SWR-Marktcheck berichtete im Kontext zu unberechtigten Forderungen der Focus Gesellschaft für Forderungsmanagement mbH für ein fragwürdiges Gewinnspiel einer Euro PSP UG aus Hamburg und suchte das Inkassobüro auf. Bis auf einen aggressiven “Platzverweiser” und die üblichen, knallenden Türen gab es natürlich leider kein Statement des Inkassobüros, gegen welches, wen wundert es, derzeit wegen Betrugs ermittelt wird.

top-of-Software - alte Masche in neuem Gewand: Verbraucherzentrale will Internetabzockern zu Leibe rücken

Bereits im letzten Jahr warnte die Verbraucherzentrale Rheinland-Pfalz vor dem Internetportal "top-of-software.de" der Antassia GmbH mit Sitz in Mainz. Der Seitenbetreiber bat Internetnutzer für ein Abonnement zur Kasse, welches sie angeblich durch Registrierung auf seiner Seite geschlossen hatten. Mit der Weiterverbreitung von kostenlosen Programmen Dritter versuchten die Drahtzieher der Seite, unbedarfte Internetnutzer abzukassieren.

Zum 1. Februar 2011 hat die Firma Content Services Ltd. die Geschäfte der Antassia GmbH übernommen und verschickt nun erneut Rechnungen für die angebliche Anmeldung für top-of-software.de. "Lassen Sie sich durch diese Rechnungen und Mahnschreiben nicht einschüchtern", so der Rat der Verbraucherzentrale. "Weisen Sie die Zahlungsaufforderungen des Anbieters mit der Begründung zurück, dass kein rechtskräftiger Vertrag zustande gekommen ist." Einen Musterbrief, um diesen Forderungen zu widersprechen, finden Betroffene unter www.vz-rlp.de/muster.

Auch das Amtsgericht Mainz sieht in einer aktuellen Entscheidung bei top-of-software eine "Abofalle" und geht von einem versuchten Betrug aus.

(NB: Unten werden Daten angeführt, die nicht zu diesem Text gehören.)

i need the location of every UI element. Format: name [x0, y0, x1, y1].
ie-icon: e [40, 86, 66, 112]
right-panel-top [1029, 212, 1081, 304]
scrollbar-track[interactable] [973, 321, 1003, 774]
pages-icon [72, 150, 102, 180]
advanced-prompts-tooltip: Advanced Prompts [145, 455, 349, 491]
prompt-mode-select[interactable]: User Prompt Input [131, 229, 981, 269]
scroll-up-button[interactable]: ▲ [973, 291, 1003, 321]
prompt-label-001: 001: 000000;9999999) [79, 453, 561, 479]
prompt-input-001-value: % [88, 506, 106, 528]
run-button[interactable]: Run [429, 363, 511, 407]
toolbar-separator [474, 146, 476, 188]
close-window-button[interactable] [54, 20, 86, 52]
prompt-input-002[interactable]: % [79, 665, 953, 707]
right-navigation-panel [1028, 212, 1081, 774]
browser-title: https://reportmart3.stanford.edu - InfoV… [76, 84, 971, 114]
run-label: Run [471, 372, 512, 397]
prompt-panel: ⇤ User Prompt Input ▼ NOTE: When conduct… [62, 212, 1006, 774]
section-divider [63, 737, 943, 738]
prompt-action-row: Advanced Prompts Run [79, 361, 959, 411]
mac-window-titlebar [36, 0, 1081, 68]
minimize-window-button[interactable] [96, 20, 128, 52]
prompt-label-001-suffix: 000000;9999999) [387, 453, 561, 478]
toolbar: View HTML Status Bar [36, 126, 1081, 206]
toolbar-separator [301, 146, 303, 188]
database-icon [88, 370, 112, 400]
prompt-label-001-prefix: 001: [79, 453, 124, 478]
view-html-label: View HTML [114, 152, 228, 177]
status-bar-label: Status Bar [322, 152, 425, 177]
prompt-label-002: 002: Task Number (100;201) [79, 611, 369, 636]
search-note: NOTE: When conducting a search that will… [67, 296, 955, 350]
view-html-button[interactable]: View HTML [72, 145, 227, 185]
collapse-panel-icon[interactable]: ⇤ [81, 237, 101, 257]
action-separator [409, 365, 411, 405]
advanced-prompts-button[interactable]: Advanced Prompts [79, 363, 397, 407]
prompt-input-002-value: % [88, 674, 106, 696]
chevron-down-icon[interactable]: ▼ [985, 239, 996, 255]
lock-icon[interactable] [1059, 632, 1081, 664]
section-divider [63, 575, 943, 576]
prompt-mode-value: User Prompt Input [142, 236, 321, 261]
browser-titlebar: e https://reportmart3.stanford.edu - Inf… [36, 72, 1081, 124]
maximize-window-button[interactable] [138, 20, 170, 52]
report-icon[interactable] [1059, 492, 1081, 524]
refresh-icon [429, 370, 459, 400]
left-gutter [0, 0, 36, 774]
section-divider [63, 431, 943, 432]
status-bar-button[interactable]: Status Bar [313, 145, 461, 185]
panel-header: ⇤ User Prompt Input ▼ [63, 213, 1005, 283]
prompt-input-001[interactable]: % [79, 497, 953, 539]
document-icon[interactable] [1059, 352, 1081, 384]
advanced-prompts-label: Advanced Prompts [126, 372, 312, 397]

Ein betroffener Verbraucher hatte auf Erstattung seiner Anwaltskosten geklagt, die ihm durch die Abwehr der unberechtigten Antassia-Forderung entstanden sind.

BDIU-Vorzeige-Mitglied acoreus Collection Services GmbH fordert auch für “Gewinnspiele”

Die acoreus Collection Services GmbH, das Vorzeige-Mitglied des BDIU e.V. (Bundesverband Deutscher Inkassounternehmen), hat ihren Kunden- und Wirkungskreis erweitert. Verschickte man bisher “lediglich” Rechnungen für bereits verjährte Forderungen von “Unternehmen aus der Telekommunikation”, so fordert man jetzt auch für “Gewinnspiele”.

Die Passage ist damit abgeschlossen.